Awarding Agency: Department of Veterans Affairs
Start Date: 2026-04-01
End Date: 2027-03-31
Contract Duration: 364 days
Daily Burn Rate: $710/day
Competition Type: FULL AND OPEN COMPETITION
Number of Offers Received: 1
Pricing Type: FIRM FIXED PRICE
Sector: Other
Official Description: SWISSLOG
Place of Performance
Location: BALTIMORE, BALTIMORE CITY County, MARYLAND, 21201
State: Maryland Government Spending
Plain-Language Summary
Department of Veterans Affairs obligated $258,528 to TRANSLOGIC CORP. for work described as: SWISSLOG Key points: 1. The contract's value of $258.5 million represents a significant investment in manufacturing capabilities for the VA. 2. Full and open competition was utilized, suggesting a potentially competitive bidding process. 3. The firm-fixed-price contract type aims to provide cost certainty for the government. 4. The contract duration of 364 days indicates a need for ongoing manufacturing support. 5. The specific manufacturing services provided under this contract are not detailed, making direct performance benchmarking difficult. 6. The absence of small business set-aside suggests larger prime contractors are expected to perform the work.
Value Assessment
Rating: fair
Benchmarking the value of this contract is challenging without specific details on the manufacturing services provided. The $258.5 million award over approximately one year suggests a substantial per-day cost. Comparing this to similar large-scale manufacturing contracts within the federal government would be necessary to assess value for money. The firm-fixed-price structure is a positive indicator for cost control, but the overall value is contingent on the efficiency and quality of the manufacturing output.
Cost Per Unit: N/A
Competition Analysis
Competition Level: full-and-open
The contract was awarded under full and open competition, indicating that all responsible sources were permitted to submit bids. This approach generally fosters a competitive environment, which can lead to better pricing and innovation. The number of bidders is not specified, but the use of full and open competition suggests a deliberate effort to maximize the pool of potential offerors.
Taxpayer Impact: Full and open competition is generally favorable for taxpayers as it increases the likelihood of obtaining competitive pricing and ensures that the government is not limited to a single provider, potentially driving down costs through market forces.
Public Impact
Veterans will benefit from improved access to necessary medical equipment and supplies manufactured under this contract. The contract supports the Department of Veterans Affairs' mission to provide comprehensive healthcare services. Manufacturing activities may have implications for the domestic industrial base and supply chain resilience.
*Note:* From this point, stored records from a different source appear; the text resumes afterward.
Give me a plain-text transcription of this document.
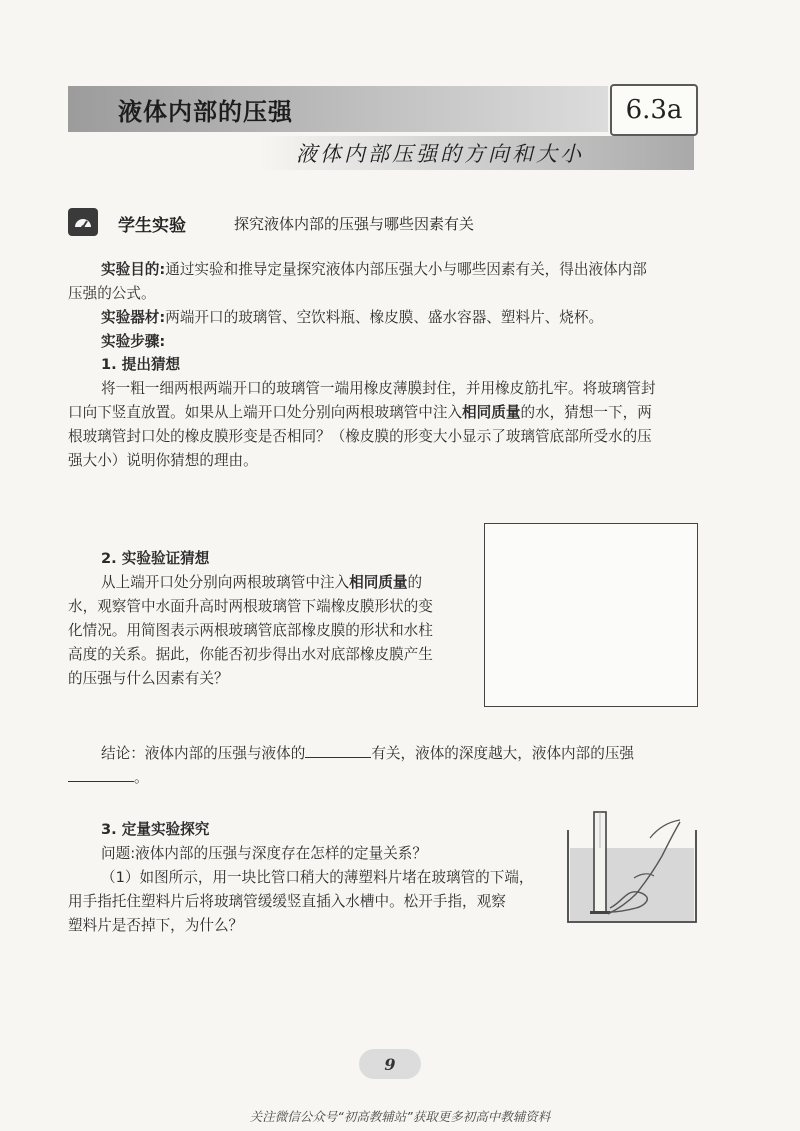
液体内部的压强	6.3a
液体内部压强的方向和大小
学生实验	探究液体内部的压强与哪些因素有关
实验目的:通过实验和推导定量探究液体内部压强大小与哪些因素有关，得出液体内部
压强的公式。
实验器材:两端开口的玻璃管、空饮料瓶、橡皮膜、盛水容器、塑料片、烧杯。
实验步骤:
1. 提出猜想
将一粗一细两根两端开口的玻璃管一端用橡皮薄膜封住，并用橡皮筋扎牢。将玻璃管封
口向下竖直放置。如果从上端开口处分别向两根玻璃管中注入相同质量的水，猜想一下，两
根玻璃管封口处的橡皮膜形变是否相同？（橡皮膜的形变大小显示了玻璃管底部所受水的压
强大小）说明你猜想的理由。
2. 实验验证猜想
从上端开口处分别向两根玻璃管中注入相同质量的
水，观察管中水面升高时两根玻璃管下端橡皮膜形状的变
化情况。用简图表示两根玻璃管底部橡皮膜的形状和水柱
高度的关系。据此，你能否初步得出水对底部橡皮膜产生
的压强与什么因素有关？
结论：液体内部的压强与液体的	有关，液体的深度越大，液体内部的压强
。
3. 定量实验探究
问题:液体内部的压强与深度存在怎样的定量关系？
（1）如图所示，用一块比管口稍大的薄塑料片堵在玻璃管的下端，
用手指托住塑料片后将玻璃管缓缓竖直插入水槽中。松开手指，观察
塑料片是否掉下，为什么？
9
关注微信公众号“初高教辅站”获取更多初高中教辅资料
The contract could support jobs within the manufacturing sector, potentially in Maryland where the awardee is located.
Waste & Efficiency Indicators
Waste Risk Score: 50 / 10
Warning Flags
- Lack of specific details on the manufactured goods makes it difficult to assess quality control and potential defects.
- The significant contract value raises questions about the efficiency and cost-effectiveness of the manufacturing process over the contract term.
- Reliance on a single awardee for a large sum could pose supply chain risks if the contractor faces production issues.
Positive Signals
- The use of firm-fixed-price contract type provides cost predictability for the VA.
- Awarding under full and open competition suggests a robust process to select the best value offeror.
- The contract duration indicates a sustained commitment to ensuring the availability of essential manufactured items.
Sector Analysis
The manufacturing sector is a critical component of the federal supply chain, providing a wide range of goods from medical equipment to defense matériel. This contract falls within the broader 'All Other Miscellaneous Manufacturing' category, suggesting specialized production. Federal spending in manufacturing is often driven by the needs of agencies like the VA, which require a steady supply of goods to support their operations and beneficiaries. Benchmarking this contract's value would require comparing it to other large-scale manufacturing procurements within the federal government, particularly those serving healthcare or logistical needs.
Small Business Impact
The data indicates that this contract was not set aside for small businesses (ss: false, sb: false). This suggests that the scope and nature of the manufacturing services required are likely beyond the typical capacity or specialization of small businesses, or that the prime contractor is expected to manage subcontracting opportunities. Without specific subcontracting plans or goals, the direct impact on the small business ecosystem is unclear, though it implies that larger firms will be the primary performers.
Oversight & Accountability
Oversight for this contract will primarily reside with the Department of Veterans Affairs' contracting officers and program managers. The firm-fixed-price nature of the award provides a degree of financial oversight by establishing a set cost. Transparency regarding the specific manufactured goods and performance metrics would be crucial for effective accountability. The contract does not explicitly mention Inspector General jurisdiction, but IG oversight is a standard component of federal contract management.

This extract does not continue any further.